Special master in the Mar-a-Lago case is testing Trump's lawyers to see if they will lie in court, analyst says

Trump lawyers
Evan Corcoran (R) and Lindsey Halligan (L), part of Donald Trump's legal team, at the Paul G. Rogers Federal Building & Courthouse in West Palm Beach, Florida on September 1, 2022.
  • The special master in the Mar-a-Lago case has asked Trump's lawyers to back up some of his claims.
  • CNN's legal analyst saw this as a test of whether they were prepared to lie for him in court.
  • Lying in court, unlike in the media, is a punishable offense, noted Elie Honig, the analyst.

Raymond Dearie, the special master reviewing government records the FBI retrieved from Donald Trump's Mar-a-Lago estate, is putting the former president's defense to test, a CNN legal analyst said. 

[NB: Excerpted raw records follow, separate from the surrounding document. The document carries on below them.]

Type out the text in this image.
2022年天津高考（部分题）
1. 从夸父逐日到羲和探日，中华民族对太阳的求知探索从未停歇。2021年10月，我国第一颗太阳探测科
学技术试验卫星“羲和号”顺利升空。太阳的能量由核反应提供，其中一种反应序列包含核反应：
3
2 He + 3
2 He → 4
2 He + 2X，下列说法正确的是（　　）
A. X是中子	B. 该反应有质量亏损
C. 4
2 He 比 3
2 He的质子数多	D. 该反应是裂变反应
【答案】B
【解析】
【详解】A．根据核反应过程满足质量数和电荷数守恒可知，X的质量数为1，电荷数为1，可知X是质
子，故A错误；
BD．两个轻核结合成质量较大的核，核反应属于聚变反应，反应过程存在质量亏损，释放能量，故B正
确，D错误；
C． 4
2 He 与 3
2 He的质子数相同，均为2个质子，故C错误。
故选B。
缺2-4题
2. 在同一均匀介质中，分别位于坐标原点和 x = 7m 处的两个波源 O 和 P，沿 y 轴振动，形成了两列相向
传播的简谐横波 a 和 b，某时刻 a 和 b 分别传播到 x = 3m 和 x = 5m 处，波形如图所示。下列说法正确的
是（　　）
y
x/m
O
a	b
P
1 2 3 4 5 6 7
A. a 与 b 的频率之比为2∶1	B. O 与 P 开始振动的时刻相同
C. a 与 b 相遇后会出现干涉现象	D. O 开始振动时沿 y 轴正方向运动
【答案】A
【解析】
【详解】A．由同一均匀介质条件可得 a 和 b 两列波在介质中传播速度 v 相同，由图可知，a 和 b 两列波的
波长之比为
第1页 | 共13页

In court hearings this week, Dearie has challenged Trump's attorneys to present evidence to support two of Trump's key claims: that he declassified the documents kept at Mar-a-Lago, and that the FBI planted evidence there.

Though Trump has repeatedly made those assertions in public, his lawyers have steered clear of repeating it in court, where arguments are more closely scrutinized.

Trump's lawyers have argued that defending his declassification claims at this stage could damage their defense in a potential trial, drawing an unimpressed response from Dearie

In an appearance on CNN Thursday, legal analyst Elie Honig, a former federal prosecutor, said that Dearie was seeking to expose Trump's falsehoods. 

"The power of our courts is they have a way of bringing out truth. Perhaps a person can get away with fudging the truth in their public statements, in the media, in their private life, in their business. But when you step into a court, ultimately, the judge or the jury will say, fine, that's your allegation, now prove it," said Honig. 

"And you can see the tension in Donald Trump's legal team because they will not say the things in court about declassification and planting that he is saying because lawyers have an ethical obligation."

"You cannot make a false statement to a court. You can argue aggressively for your client, you could try to poke holes in what the other side is doing, but you cannot lie. This is really a test for Donald Trump."

Trump's legal team spent weeks persuading federal court judge Aileen Cannon to appoint a special master to review the documents, a move that stalled the FBI's investigation and which the Department of Justice opposed.

But Dearie's appointment appears to have backfired, some analysts say, in light of his tough handling of the Trump team's defense.

The special master has until November 30 to complete the review of the documents, and will hand back to Trump any that are shielded under executive privilege rules.

The DOJ this week won an appeal to regain access to the classified documents, which Cannon had blocked pending Dearie's review.